このイベントの為だけに別売りの連射パッドを購入するプレイヤーも珍しくない。
残念ながら俺マール・デ・バーグは馬術の心得は皆無だ。
俺がこのイベントを突破するのは絶望的だろう。
ならば今俺がやるべき事はひとつだ。
「折角だからマーライオネットにはここで退場して貰おうかな」
俺はそう呟きながら、石碑の下の方に薄く文字を書き足す。
『馬仔獅子はこの石碑の下で死す』
そして最後に、石碑の周りにバクダン魔道具を分解して出てきた火薬を振り撒いて準備は完了だ。
「これでよし……と。では君達を陛下の所へ案内しよう」
祠から外へ出ると、残りの107個の玉もそれぞれ本来の獣の姿に戻る。
何れも原作では主人公と死闘を繰り広げた強力な魔獣達だ。
俺は108匹の魔獣を引きつれて開拓村へ向かう。
ちょっとした魔獣使いになった気分だ。
当初の予定では俺自身に従わせるつもりだったが、彼らのサブナック王家への忠誠心を見るとそれは無理そうなので、全員リリエーンに返却する事にした。
開拓村の付近までやってきたところでフェイバーレイン達を待たせ、俺一人で村に入る。
このまま進むと村人達が魔獣の襲撃だと勘違いしてパニックになってしまうからね。
俺は村に戻るとリリエーンを呼んでフェイバーレイン達に引き合せる。
「おお、こやつらは我がサブナック王家が使役していた魔獣どもではないか。よくぞ無事でいたものじゃ。今まで何をしておったのじゃ?」
「ははっ、リリエーン陛下が永い眠りにつかれた後、魔族と人間達の間に大規模の戦争が起きました。我らは懸命に戦いましたが人間達の罠に嵌り、彼の地で封印をされていたのです。それをこのマール殿に解放していただきました」
「ふむ。我がサブナック王家の僕まで蘇らせるとは、さすがはマールじゃ」
続けてリリエーンが魔獣達に現況を伝える。
王家の墓で蘇った経緯から、現在この開拓村で世話になっている事、王国は遥か昔に滅びている事、そしてこの村にコロッセオを建築中という事。
魔獣達はリリエーンの話に静かに耳を傾ける。
「そうでしたか、リリエーン陛下、申し訳ございません。

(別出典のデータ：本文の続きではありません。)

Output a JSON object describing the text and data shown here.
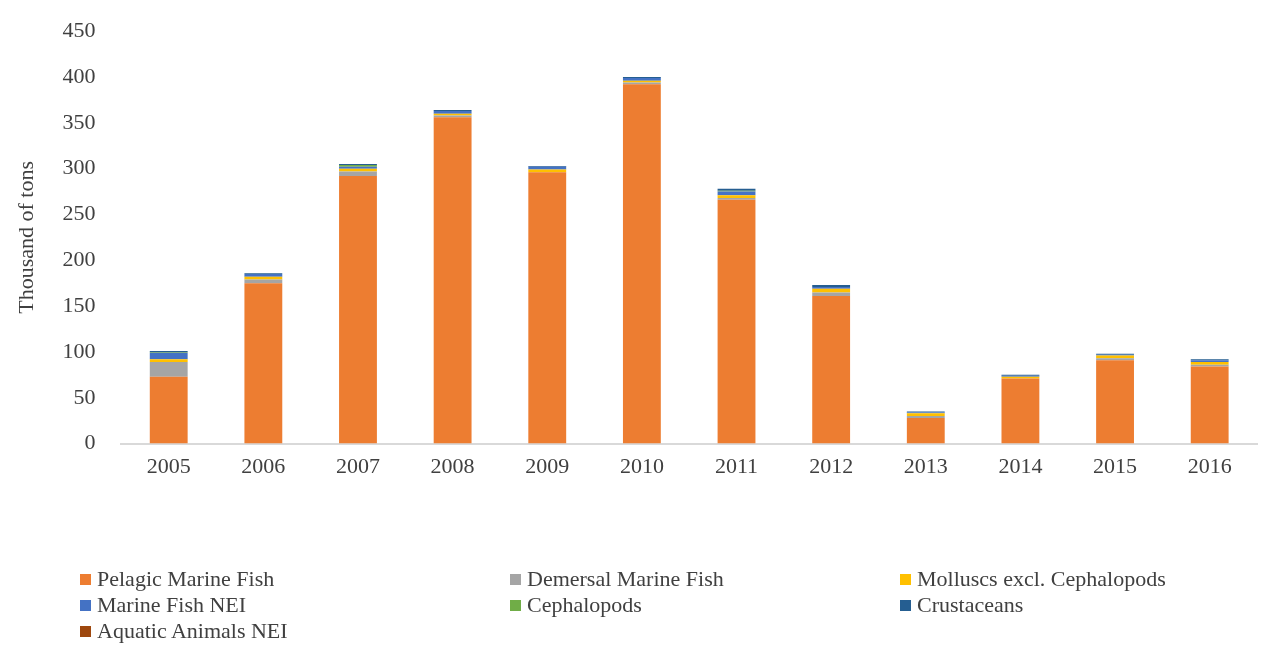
{
  "chart_data": {
    "type": "bar",
    "stacked": true,
    "ylabel": "Thousand of tons",
    "categories": [
      "2005",
      "2006",
      "2007",
      "2008",
      "2009",
      "2010",
      "2011",
      "2012",
      "2013",
      "2014",
      "2015",
      "2016"
    ],
    "series": [
      {
        "name": "Pelagic Marine Fish",
        "color": "#ed7d31",
        "values": [
          73,
          175,
          292,
          356,
          296,
          392,
          266,
          161,
          28,
          71,
          91,
          84
        ]
      },
      {
        "name": "Demersal Marine Fish",
        "color": "#a5a5a5",
        "values": [
          16,
          4,
          5,
          2,
          null,
          2,
          2,
          4,
          2,
          null,
          2,
          2
        ]
      },
      {
        "name": "Molluscs excl. Cephalopods",
        "color": "#ffc000",
        "values": [
          3,
          3,
          3,
          2,
          3,
          2,
          3,
          4,
          3,
          2,
          3,
          3
        ]
      },
      {
        "name": "Marine Fish NEI",
        "color": "#4472c4",
        "values": [
          7,
          3,
          2,
          3,
          3,
          3,
          4,
          2,
          1,
          1,
          1,
          2
        ]
      },
      {
        "name": "Cephalopods",
        "color": "#70ad47",
        "values": [
          1,
          0,
          2,
          0,
          0,
          0,
          1,
          0,
          0,
          0,
          0,
          0
        ]
      },
      {
        "name": "Crustaceans",
        "color": "#255e91",
        "values": [
          1,
          1,
          1,
          1,
          1,
          1,
          2,
          2,
          1,
          1,
          1,
          1
        ]
      },
      {
        "name": "Aquatic Animals NEI",
        "color": "#9e480e",
        "values": [
          0,
          0,
          0,
          0,
          0,
          0,
          0,
          0,
          0,
          0,
          0,
          0
        ]
      }
    ],
    "ylim": [
      0,
      450
    ],
    "yticks": [
      0,
      50,
      100,
      150,
      200,
      250,
      300,
      350,
      400,
      450
    ],
    "grid": false,
    "legend": "bottom"
  }
}
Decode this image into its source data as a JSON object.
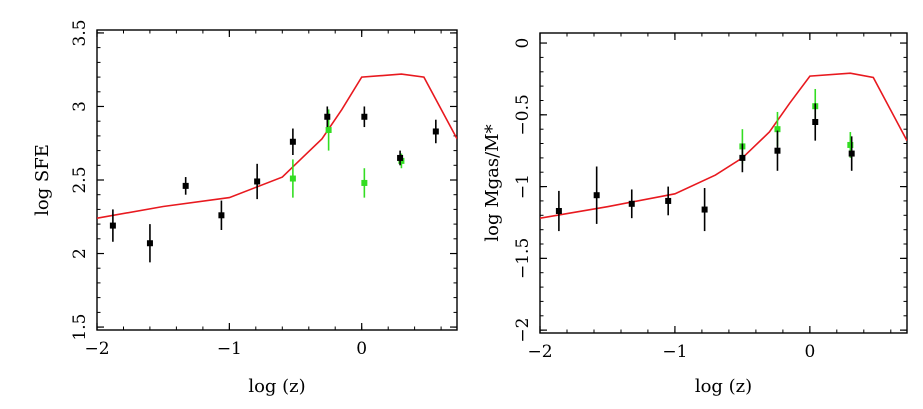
{
  "chart_data": [
    {
      "type": "line",
      "title": "",
      "xlabel": "log (z)",
      "ylabel": "log SFE",
      "xlim": [
        -2.0,
        0.72
      ],
      "ylim": [
        1.48,
        3.52
      ],
      "xticks": [
        {
          "value": -2,
          "label": "−2"
        },
        {
          "value": -1,
          "label": "−1"
        },
        {
          "value": 0,
          "label": "0"
        }
      ],
      "yticks": [
        {
          "value": 1.5,
          "label": "1.5"
        },
        {
          "value": 2,
          "label": "2"
        },
        {
          "value": 2.5,
          "label": "2.5"
        },
        {
          "value": 3,
          "label": "3"
        },
        {
          "value": 3.5,
          "label": "3.5"
        }
      ],
      "colors": {
        "model": "#e8191f",
        "black": "#000000",
        "green": "#33dd22"
      },
      "model_line": {
        "name": "model",
        "x": [
          -2.0,
          -1.5,
          -1.0,
          -0.6,
          -0.45,
          -0.3,
          -0.15,
          0.0,
          0.3,
          0.47,
          0.72
        ],
        "y": [
          2.24,
          2.32,
          2.38,
          2.52,
          2.65,
          2.78,
          2.98,
          3.2,
          3.22,
          3.2,
          2.78
        ]
      },
      "series": [
        {
          "name": "black points",
          "color": "black",
          "points": [
            {
              "x": -1.88,
              "y": 2.19,
              "err": 0.11
            },
            {
              "x": -1.6,
              "y": 2.07,
              "err": 0.13
            },
            {
              "x": -1.33,
              "y": 2.46,
              "err": 0.06
            },
            {
              "x": -1.06,
              "y": 2.26,
              "err": 0.1
            },
            {
              "x": -0.79,
              "y": 2.49,
              "err": 0.12
            },
            {
              "x": -0.52,
              "y": 2.76,
              "err": 0.09
            },
            {
              "x": -0.26,
              "y": 2.93,
              "err": 0.07
            },
            {
              "x": 0.02,
              "y": 2.93,
              "err": 0.07
            },
            {
              "x": 0.29,
              "y": 2.65,
              "err": 0.05
            },
            {
              "x": 0.56,
              "y": 2.83,
              "err": 0.08
            }
          ]
        },
        {
          "name": "green points",
          "color": "green",
          "points": [
            {
              "x": -0.52,
              "y": 2.51,
              "err": 0.13
            },
            {
              "x": -0.25,
              "y": 2.84,
              "err": 0.14
            },
            {
              "x": 0.02,
              "y": 2.48,
              "err": 0.1
            },
            {
              "x": 0.3,
              "y": 2.63,
              "err": 0.05
            }
          ]
        }
      ]
    },
    {
      "type": "line",
      "title": "",
      "xlabel": "log (z)",
      "ylabel": "log Mgas/M*",
      "xlim": [
        -2.0,
        0.72
      ],
      "ylim": [
        -2.02,
        0.07
      ],
      "xticks": [
        {
          "value": -2,
          "label": "−2"
        },
        {
          "value": -1,
          "label": "−1"
        },
        {
          "value": 0,
          "label": "0"
        }
      ],
      "yticks": [
        {
          "value": -2,
          "label": "−2"
        },
        {
          "value": -1.5,
          "label": "−1.5"
        },
        {
          "value": -1,
          "label": "−1"
        },
        {
          "value": -0.5,
          "label": "−0.5"
        },
        {
          "value": 0,
          "label": "0"
        }
      ],
      "colors": {
        "model": "#e8191f",
        "black": "#000000",
        "green": "#33dd22"
      },
      "model_line": {
        "name": "model",
        "x": [
          -2.0,
          -1.5,
          -1.0,
          -0.7,
          -0.5,
          -0.3,
          -0.15,
          0.0,
          0.3,
          0.47,
          0.72
        ],
        "y": [
          -1.22,
          -1.14,
          -1.05,
          -0.92,
          -0.8,
          -0.62,
          -0.42,
          -0.23,
          -0.21,
          -0.24,
          -0.68
        ]
      },
      "series": [
        {
          "name": "black points",
          "color": "black",
          "points": [
            {
              "x": -1.86,
              "y": -1.17,
              "err": 0.14
            },
            {
              "x": -1.58,
              "y": -1.06,
              "err": 0.2
            },
            {
              "x": -1.32,
              "y": -1.12,
              "err": 0.1
            },
            {
              "x": -1.05,
              "y": -1.1,
              "err": 0.1
            },
            {
              "x": -0.78,
              "y": -1.16,
              "err": 0.15
            },
            {
              "x": -0.5,
              "y": -0.8,
              "err": 0.1
            },
            {
              "x": -0.24,
              "y": -0.75,
              "err": 0.14
            },
            {
              "x": 0.04,
              "y": -0.55,
              "err": 0.13
            },
            {
              "x": 0.31,
              "y": -0.77,
              "err": 0.12
            }
          ]
        },
        {
          "name": "green points",
          "color": "green",
          "points": [
            {
              "x": -0.5,
              "y": -0.72,
              "err": 0.12
            },
            {
              "x": -0.24,
              "y": -0.6,
              "err": 0.12
            },
            {
              "x": 0.04,
              "y": -0.44,
              "err": 0.12
            },
            {
              "x": 0.3,
              "y": -0.71,
              "err": 0.09
            }
          ]
        }
      ]
    }
  ]
}
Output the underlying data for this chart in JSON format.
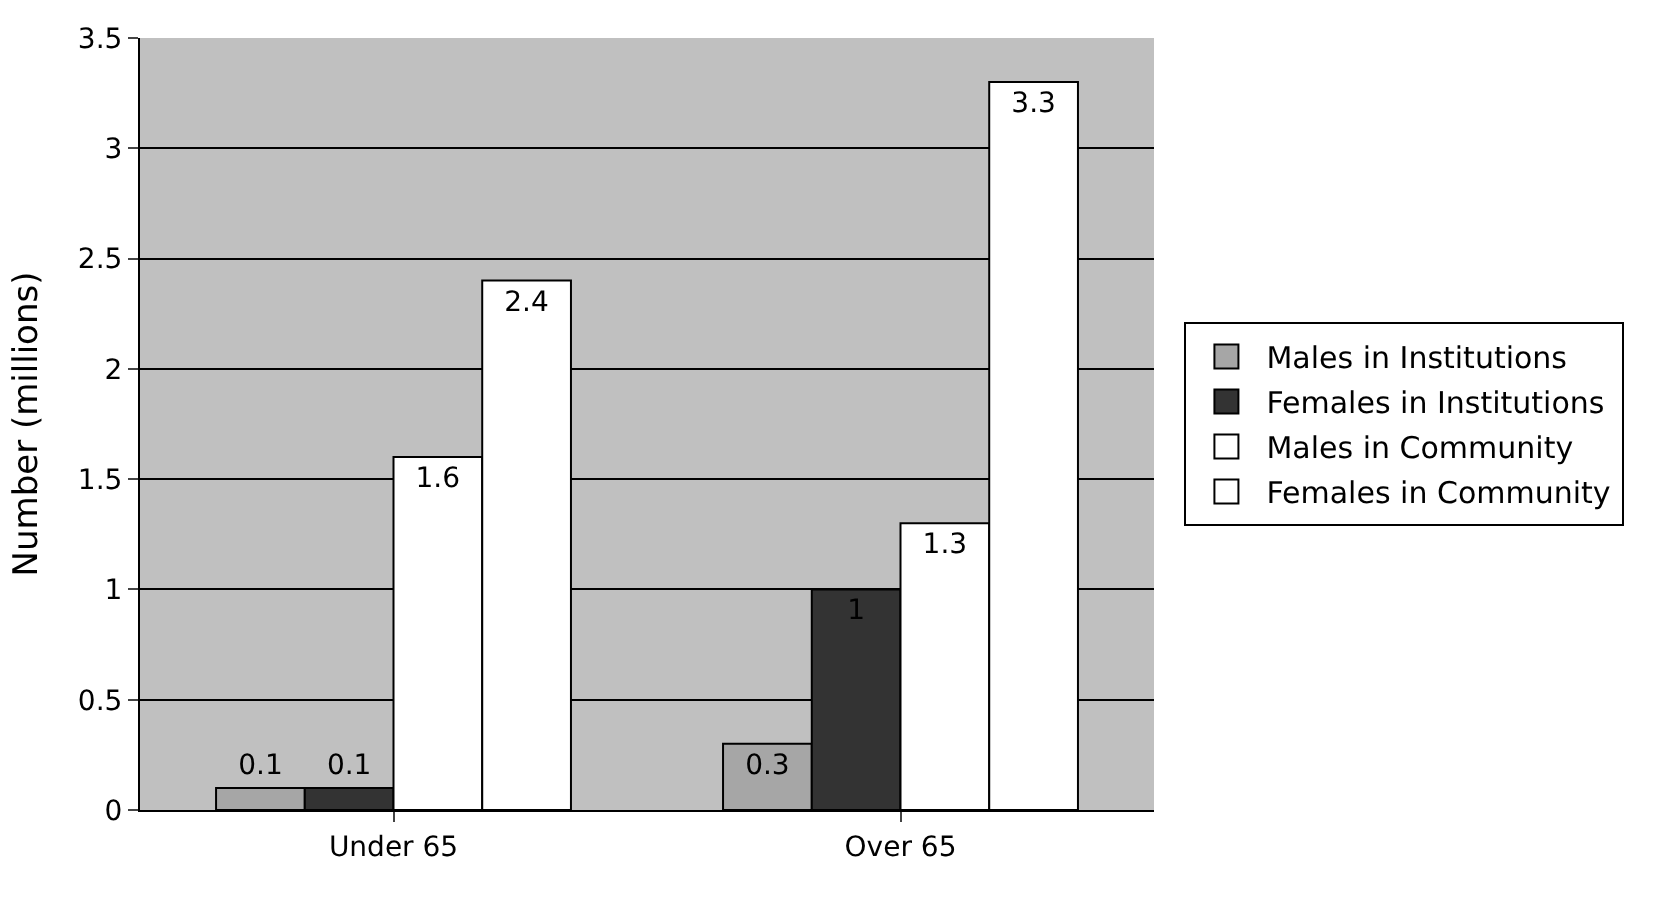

我らが不甲斐ないばかりに……」
「気にするでない。今のわしは女王でもなんでもない、ただの村人Aじゃ。お主たちもこれからは自由にしてよいぞ」
「そういう訳にはまいりません。我ら108の魔獣は最後まで陛下の為にこの命を投げ出す所存です」
「ふむう……そこまで言うのなら、この村の開拓に協力して貰うとするかのう」
「はっ、なんなりとご命じ下さい」
「まずはその見た目を何とかせい。村人達が怖がってしまうわ」
「はは、それでは人化の魔術を使いましょう」
魔獣達は一旦玉の姿に戻ると今度は獣人のような身体に姿を変える。
耳としっぽが無ければ人間と区別が付かない者もいる。
「この姿ではどうでしょうか?」
「うむ、それなら問題あるまい。村人達にはわしから説明をしよう」
雌の魔獣も何匹かいたようで、その趣味の者にはたまらない姿になっている。
幸い俺はケモナー属性は無いので……と言いたいところだが、やはり獣耳少女の誘惑には抗える筈もなく、そのモフモフ具合を存分に確かめさせて貰った。
これは癖になりそうだ。
108匹の獣人達が加わった事でコロッセオの建築作業は加速的に進み、それから僅か数日でコロッセオは完成した。
◇◇◇◇
後日、封印の祠を訪れたマーライオネット将軍は石碑に書かれた文字に気付き、その文字を読もうと松明を近付けたところで周囲に撒かれた火薬に引火して大爆発を起こし、崩壊する祠と共に人知れずあえない最期を遂げる事となった。